Providers make plans to offer booster shots
Following CDC approval, first wave of dose eligibility could be next month
With federal officials recommending COVID19 booster shots for all Americans, Connecticut care providers say they are prepared to distribute hundreds of thousands of shots beginning as early as September.
The U.S. Centers for Disease Control and Prevention on Wednesday called for a third dose for anyone who received a Pfizer-biontech or Moderna vaccine, eight months after their second dose. The plan is awaiting approval from the Food and Drug Administration.
Dr. Jim Cardon, chief clinical officer at Hartford Healthcare, said Wednesday that the health system is still figuring out how best to distribute booster shots but that the process may look much different than it did earlier this year, when hundreds of residents lined up each day at mass vaccination sites.
The CDC said Wednesday its recommendation of COVID-19 booster shots came in response to evidence that the vaccines’ protection wanes over time, causing higher risk of breakthrough infection. The shots could begin the week of Sept. 20, the agency said.
During the initial vaccine rollout earlier this year, when vaccine demand was high and supply was low, providers set up the large sites capable of inoculating hundreds of people a day. Plenty of vaccine is now available, so Cardon said this time around much of the vaccine administration will likely happen in primary care offices.
“We’re in a much better place where if you have your clinician they should be able to vaccinate you in your office just like if you get a flu shot,” he said.
Still, Cardon said mass vaccination sites could reemerge as part of the booster-shot process.
“We are exploring whether we need some centralized locations to handle the volume that’s coming through,” he said. “I don’t think it will be anywhere near as big as [previously], but there may be some value in terms of vaccination to have some of the sites we’ve had in the past.”
Hospital officials say they don’t anticipate large backlogs for booster shots like last spring, when thousands of residents rushed to make appointments at once.
For one thing, they say, supply is more plentiful.
For another, people who have already been vaccinated might not feel the same rush to get a third shot.
“The immediacy and just the urgency may be a little different because in Connecticut we have a high rate of vaccination, so it’s not like people are totally unprotected, as was the case back in January and February,” said Dr. Ohm Deshpande, vice president of population health at Yale New Haven Health. “So while there are people who are going to be very enthusiastic and eager to get this booster, we’re not going to see those same huge rushes.”
Deshpande said the CDC’S announcement had come as a surprise and that officials were working through the optimal way to distribute booster shots.
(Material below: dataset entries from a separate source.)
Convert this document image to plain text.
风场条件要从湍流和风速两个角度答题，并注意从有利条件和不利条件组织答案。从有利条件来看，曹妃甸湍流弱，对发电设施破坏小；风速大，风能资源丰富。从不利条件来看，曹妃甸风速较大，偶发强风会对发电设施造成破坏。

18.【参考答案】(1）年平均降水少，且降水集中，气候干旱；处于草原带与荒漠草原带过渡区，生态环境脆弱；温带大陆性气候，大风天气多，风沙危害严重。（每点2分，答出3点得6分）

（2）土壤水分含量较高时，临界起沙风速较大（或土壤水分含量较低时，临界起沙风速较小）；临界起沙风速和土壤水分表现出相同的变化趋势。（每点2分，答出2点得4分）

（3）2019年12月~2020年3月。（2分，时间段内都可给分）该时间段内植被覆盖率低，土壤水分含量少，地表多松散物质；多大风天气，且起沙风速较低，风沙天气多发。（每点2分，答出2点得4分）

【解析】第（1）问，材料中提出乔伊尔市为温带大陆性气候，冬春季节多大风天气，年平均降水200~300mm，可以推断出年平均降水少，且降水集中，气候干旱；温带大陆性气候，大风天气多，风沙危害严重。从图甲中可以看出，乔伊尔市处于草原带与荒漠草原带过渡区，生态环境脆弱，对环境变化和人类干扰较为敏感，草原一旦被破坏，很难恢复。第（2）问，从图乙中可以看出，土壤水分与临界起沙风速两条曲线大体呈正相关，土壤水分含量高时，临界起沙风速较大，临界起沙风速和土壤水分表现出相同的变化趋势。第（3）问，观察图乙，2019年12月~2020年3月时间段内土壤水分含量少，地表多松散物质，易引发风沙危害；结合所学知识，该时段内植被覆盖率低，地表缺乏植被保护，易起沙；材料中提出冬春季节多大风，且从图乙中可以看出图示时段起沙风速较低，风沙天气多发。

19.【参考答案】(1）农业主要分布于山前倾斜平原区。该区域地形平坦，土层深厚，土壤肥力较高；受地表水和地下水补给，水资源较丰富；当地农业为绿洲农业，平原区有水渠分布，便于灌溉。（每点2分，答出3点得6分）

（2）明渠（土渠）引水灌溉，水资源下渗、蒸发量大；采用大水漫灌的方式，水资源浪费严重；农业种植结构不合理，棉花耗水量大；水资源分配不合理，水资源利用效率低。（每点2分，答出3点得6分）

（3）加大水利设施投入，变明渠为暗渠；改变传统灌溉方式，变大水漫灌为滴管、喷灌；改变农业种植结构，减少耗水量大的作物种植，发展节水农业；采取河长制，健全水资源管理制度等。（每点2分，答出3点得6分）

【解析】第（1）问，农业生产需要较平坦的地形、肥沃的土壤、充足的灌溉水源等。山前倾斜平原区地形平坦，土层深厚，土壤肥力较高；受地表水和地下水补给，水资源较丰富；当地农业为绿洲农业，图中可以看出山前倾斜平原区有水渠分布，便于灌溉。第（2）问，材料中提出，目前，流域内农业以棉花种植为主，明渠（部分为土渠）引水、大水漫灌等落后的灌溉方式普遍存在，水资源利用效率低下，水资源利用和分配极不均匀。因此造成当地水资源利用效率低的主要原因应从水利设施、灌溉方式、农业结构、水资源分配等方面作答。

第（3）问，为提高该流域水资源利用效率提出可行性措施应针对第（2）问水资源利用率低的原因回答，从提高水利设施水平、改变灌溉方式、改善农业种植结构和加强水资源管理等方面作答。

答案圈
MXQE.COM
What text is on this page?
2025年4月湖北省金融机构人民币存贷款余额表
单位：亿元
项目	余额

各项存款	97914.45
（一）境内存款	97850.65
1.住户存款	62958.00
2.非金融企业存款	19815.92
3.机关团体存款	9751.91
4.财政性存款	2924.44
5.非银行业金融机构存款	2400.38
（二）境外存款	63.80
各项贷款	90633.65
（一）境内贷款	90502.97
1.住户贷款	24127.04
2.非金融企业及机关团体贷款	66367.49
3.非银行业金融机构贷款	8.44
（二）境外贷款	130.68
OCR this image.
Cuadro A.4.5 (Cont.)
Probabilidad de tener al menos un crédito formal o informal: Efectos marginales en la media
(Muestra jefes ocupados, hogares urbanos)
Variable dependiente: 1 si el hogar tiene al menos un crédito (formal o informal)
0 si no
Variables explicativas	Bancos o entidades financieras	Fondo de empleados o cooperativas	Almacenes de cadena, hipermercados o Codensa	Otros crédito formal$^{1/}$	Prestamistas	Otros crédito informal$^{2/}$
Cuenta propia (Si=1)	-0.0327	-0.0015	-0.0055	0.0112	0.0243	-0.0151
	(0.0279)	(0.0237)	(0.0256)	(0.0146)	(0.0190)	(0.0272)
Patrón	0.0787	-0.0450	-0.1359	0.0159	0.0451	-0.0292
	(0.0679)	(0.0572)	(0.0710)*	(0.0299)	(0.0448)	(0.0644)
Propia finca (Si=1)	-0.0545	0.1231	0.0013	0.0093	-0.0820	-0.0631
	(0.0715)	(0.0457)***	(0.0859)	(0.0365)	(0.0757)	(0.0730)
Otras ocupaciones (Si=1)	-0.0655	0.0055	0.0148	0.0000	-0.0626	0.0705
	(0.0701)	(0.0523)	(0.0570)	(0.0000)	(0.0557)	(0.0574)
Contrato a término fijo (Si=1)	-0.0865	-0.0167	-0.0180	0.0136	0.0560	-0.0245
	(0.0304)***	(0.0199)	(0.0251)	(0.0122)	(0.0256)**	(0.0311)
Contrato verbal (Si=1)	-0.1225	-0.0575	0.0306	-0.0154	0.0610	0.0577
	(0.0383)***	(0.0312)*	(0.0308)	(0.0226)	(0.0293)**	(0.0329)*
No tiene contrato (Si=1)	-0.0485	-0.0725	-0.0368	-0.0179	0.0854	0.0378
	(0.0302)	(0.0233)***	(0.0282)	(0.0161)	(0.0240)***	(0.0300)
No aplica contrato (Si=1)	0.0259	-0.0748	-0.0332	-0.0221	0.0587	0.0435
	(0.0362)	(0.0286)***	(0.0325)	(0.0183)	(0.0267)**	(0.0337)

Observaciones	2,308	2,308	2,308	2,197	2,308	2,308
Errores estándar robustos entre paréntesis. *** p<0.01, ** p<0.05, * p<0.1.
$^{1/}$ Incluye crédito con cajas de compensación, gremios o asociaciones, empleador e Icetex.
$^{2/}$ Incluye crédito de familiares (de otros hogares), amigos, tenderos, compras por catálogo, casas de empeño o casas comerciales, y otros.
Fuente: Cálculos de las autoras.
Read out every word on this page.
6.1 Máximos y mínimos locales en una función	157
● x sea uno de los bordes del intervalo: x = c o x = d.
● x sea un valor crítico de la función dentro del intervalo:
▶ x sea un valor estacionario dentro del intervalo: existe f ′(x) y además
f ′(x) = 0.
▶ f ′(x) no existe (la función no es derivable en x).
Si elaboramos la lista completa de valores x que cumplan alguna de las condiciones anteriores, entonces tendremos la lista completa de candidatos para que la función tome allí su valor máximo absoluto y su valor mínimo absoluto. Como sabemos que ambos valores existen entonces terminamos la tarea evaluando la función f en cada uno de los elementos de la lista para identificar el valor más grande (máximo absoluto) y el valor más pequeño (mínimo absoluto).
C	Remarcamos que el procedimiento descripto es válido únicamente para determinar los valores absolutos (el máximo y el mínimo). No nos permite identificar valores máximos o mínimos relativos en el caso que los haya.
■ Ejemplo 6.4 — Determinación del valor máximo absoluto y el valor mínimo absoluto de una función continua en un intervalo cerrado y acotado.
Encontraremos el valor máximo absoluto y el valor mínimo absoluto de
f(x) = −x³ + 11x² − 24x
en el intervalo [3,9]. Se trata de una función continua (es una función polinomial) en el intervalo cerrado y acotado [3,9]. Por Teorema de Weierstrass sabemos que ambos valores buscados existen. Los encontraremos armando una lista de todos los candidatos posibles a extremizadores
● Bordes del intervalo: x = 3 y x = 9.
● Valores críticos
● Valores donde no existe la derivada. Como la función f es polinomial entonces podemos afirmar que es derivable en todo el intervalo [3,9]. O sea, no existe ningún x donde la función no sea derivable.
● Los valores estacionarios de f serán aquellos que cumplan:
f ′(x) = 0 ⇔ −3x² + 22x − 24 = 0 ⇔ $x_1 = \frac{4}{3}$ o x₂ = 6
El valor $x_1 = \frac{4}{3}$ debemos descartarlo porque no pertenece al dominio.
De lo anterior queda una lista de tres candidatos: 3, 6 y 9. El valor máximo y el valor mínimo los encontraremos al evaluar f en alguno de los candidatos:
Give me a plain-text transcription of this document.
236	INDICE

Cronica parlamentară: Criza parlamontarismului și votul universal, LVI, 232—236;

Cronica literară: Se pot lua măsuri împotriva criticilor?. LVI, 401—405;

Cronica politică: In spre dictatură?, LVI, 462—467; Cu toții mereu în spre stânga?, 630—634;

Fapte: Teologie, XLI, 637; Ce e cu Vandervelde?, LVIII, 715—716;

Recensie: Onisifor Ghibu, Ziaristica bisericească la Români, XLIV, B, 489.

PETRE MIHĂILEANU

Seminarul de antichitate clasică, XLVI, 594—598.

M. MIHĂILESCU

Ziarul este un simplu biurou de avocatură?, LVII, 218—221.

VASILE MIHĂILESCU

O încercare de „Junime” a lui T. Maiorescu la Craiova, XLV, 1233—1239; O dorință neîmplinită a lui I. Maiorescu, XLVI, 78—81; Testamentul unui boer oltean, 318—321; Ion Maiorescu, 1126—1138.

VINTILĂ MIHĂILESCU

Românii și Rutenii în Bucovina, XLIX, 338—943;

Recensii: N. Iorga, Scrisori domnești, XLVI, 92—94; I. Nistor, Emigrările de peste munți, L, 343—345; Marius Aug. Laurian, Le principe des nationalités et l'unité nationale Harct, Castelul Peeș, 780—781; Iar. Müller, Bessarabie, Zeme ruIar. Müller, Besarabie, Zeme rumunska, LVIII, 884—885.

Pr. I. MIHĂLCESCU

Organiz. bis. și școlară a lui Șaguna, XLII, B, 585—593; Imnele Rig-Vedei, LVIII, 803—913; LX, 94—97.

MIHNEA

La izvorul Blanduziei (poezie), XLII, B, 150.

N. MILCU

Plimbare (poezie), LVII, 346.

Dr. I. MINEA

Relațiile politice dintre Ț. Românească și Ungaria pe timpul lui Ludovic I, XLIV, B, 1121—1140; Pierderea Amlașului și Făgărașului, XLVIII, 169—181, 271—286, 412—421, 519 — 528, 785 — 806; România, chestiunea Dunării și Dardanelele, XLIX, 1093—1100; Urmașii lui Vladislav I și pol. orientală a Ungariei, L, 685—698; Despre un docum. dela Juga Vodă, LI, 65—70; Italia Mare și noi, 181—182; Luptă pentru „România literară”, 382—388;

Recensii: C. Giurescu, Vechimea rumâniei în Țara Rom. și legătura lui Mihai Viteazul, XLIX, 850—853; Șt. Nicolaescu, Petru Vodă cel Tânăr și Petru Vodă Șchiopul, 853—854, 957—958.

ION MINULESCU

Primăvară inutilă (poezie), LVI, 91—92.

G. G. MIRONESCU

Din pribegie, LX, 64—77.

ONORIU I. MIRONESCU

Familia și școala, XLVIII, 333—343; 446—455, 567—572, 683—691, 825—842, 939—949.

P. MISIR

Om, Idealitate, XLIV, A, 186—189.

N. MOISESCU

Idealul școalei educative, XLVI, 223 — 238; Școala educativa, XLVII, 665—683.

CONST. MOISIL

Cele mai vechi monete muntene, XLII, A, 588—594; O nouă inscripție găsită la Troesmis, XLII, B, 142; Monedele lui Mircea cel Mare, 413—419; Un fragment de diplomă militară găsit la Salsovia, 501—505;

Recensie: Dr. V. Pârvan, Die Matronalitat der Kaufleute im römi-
“I don’t have a ton of detail, frankly, because we’re still actively developing it, but the short answer is that we will have capacity out there, and it probably will look a little different than it did the first time around,” he said.
Cardon said Hartford Healthcare plans to reach out to patients who were vaccinated earlier this year as they become eligible for third doses, in an attempt to “smooth” the distribution process.
In a statement Wednesday, Trinity Health of New England said it was “actively preparing the logistics necessary to appropriately administer these additional doses.”
While most Americans will have to wait for the fall at earliest to receive a third dose, immunocompromised residents who received the Pfizer-biontech or Moderna vaccines are already eligible, after clearance from the CDC and FDA last week.
Recipients of solid organ transplants and others who are significantly immunocompromised are encouraged to contact their doctors to arrange their shots.
Gov. Ned Lamont said Tuesday that Connecticut was “ready to go” as far as distributing third shots. In a statement Wednesday, the Connecticut Department of Public Health said it “will continue to work with our federal partners, vaccine providers, and other stakeholders to be sure we are ready to provide boosters when they are recommended.”
“Currently,” the statement said, “DPH is focusing on getting everyone their first doses and on the third doses for immunocompromised individuals.”